Le marché parisien a ouvert en hausse au-dessus des 5.200 points, mais a rapidement faibli en raison de mauvaises statistiques européennes. De son côté, Wall Street reculait également dans les premiers échanges.
En France, l'activité du secteur privé est toujours en croissance en avril mais à un rythme très ralenti par rapport à mars, selon l'indice PMI. En zone euro, ce même indicateur s'est tassé en avril.
"Les mauvaises nouvelles macroéconomiques refont surface", remarque John Plassard, chez Mirabaud Securities, "le plus inquiétant étant cependant le repli allemand (...) le lendemain même du relèvement, par le gouvernement allemand, de sa prévision de croissance".
"L'impact du QE (programme de rachat d'actifs, ndlr) européen n'est toujours pas perceptible sur l'économie réelle et relance donc le débat concernant l'efficacité globale de l'assouplissement quantitatif sur la croissance économique de la zone euro", selon lui.
Le marché en profitait donc pour prendre des bénéfices d'autant qu'"après une hausse depuis le début de l'année de près de 22% pour le CAC 40, une pause serait légitime", remarquent les gérants chez Barclays Bourse.
Par ailleurs, la Grèce restait en haut de l'affiche même si les incertitudes entourant la situation du pays semblaient peu peser sur les indices, à la veille d'une réunion des ministres des Finances de la zone euro qui aura lieu à Riga.
Les investisseurs pensent que le pays finira par valider par ses partenaires une liste de réformes afin de toucher la dernière tranche d'aide de son programme de soutien, s'élevant à 7,2 milliards d'euros.
Enfin, le marché reculait alors même que les résultats d'entreprises étaient plutôt de bonne facture en France.
Michelin gagnait 6,27% à 101,80 euros, galvanisé par l'annonce d'une hausse de 5,6% de son chiffre d'affaires au premier trimestre. Le groupe a par ailleurs annoncé le lancement d'un programme de rachat d'actions de 750 millions d'euros dans un délai de 18 mois à deux ans.
Biomérieux prenait 4,93% à 96,77 euros après l'annonce d'un chiffre d'affaires en hausse de 20,8% au premier trimestre.

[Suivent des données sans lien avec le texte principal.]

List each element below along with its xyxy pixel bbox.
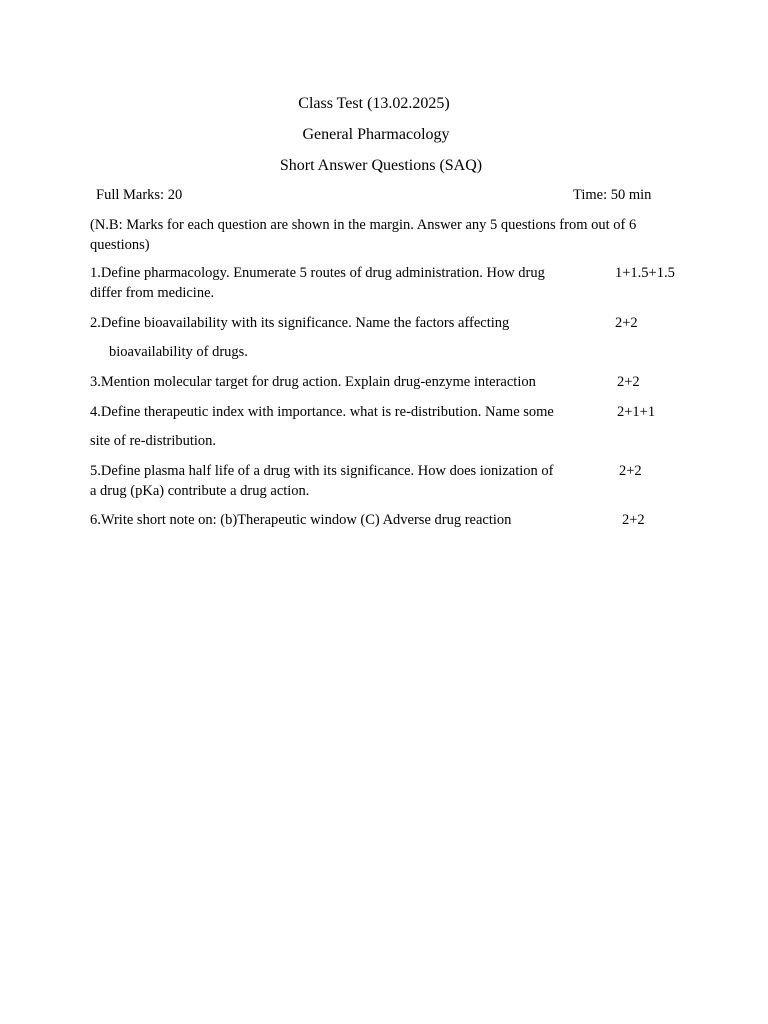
question-4-text-line1: 4.Define therapeutic index with importance. what is re-distribution. Name some <box>90 404 554 420</box>
question-1-marks: 1+1.5+1.5 <box>615 265 675 281</box>
time-allowed: Time: 50 min <box>573 187 652 203</box>
question-4-marks: 2+1+1 <box>617 404 656 420</box>
section-title: Short Answer Questions (SAQ) <box>279 157 483 174</box>
question-2-marks: 2+2 <box>615 315 638 331</box>
question-6-text: 6.Write short note on: (b)Therapeutic window (C) Adverse drug reaction <box>90 512 512 528</box>
question-3-marks: 2+2 <box>617 374 640 390</box>
question-4-text-line2: site of re-distribution. <box>90 433 217 449</box>
full-marks: Full Marks: 20 <box>96 187 183 203</box>
question-5-marks: 2+2 <box>619 463 642 479</box>
question-5-text: 5.Define plasma half life of a drug with its significance. How does ionization of a drug (pKa) contribute a drug action. <box>90 463 554 499</box>
question-2-text-line1: 2.Define bioavailability with its significance. Name the factors affecting <box>90 315 510 331</box>
question-1-text: 1.Define pharmacology. Enumerate 5 routes of drug administration. How drug differ from medicine. <box>90 265 545 301</box>
question-6-marks: 2+2 <box>622 512 645 528</box>
instructions-note: (N.B: Marks for each question are shown in the margin. Answer any 5 questions from out of 6 questions) <box>90 217 637 253</box>
question-2-text-line2: bioavailability of drugs. <box>109 344 248 360</box>
question-3-text: 3.Mention molecular target for drug action. Explain drug-enzyme interaction <box>90 374 536 390</box>
subject-title: General Pharmacology <box>302 126 450 143</box>
test-title: Class Test (13.02.2025) <box>298 95 450 112</box>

Altran progressait de 5,07% à 9,84 euros après l'annonce de l'arrivée de Dominique Cerutti, actuel PDG d'Euronext, dont le titre reculait de 2,56% à 39,08 euros.
Pernod Ricard avançait de 2,07% à 115,95euros, profitant d'un chiffre d'affaires en hausse au troisième trimestre de son exercice décalé.
Dassault Systèmes (+2,47% à 67,26 euros) a confirmé ses objectifs de croissance pour l'exercice 2015, après la publication d'un bénéfice net en hausse de 20% au premier trimestre.
Ipsen (+2,50% à 47,52 euros) profitait d'un relèvement de recommandation par les analystes de Barclays.
Aufeminin chutait de 6,67% à 24,20 euros, pâtissant d'un recul de 69% du bénéfice net au premier trimestre.
Lisi reculait de 5,20% à 27,53 euros, le marché accueillant fraîchement la publication d'une progression de son activité au premier trimestre.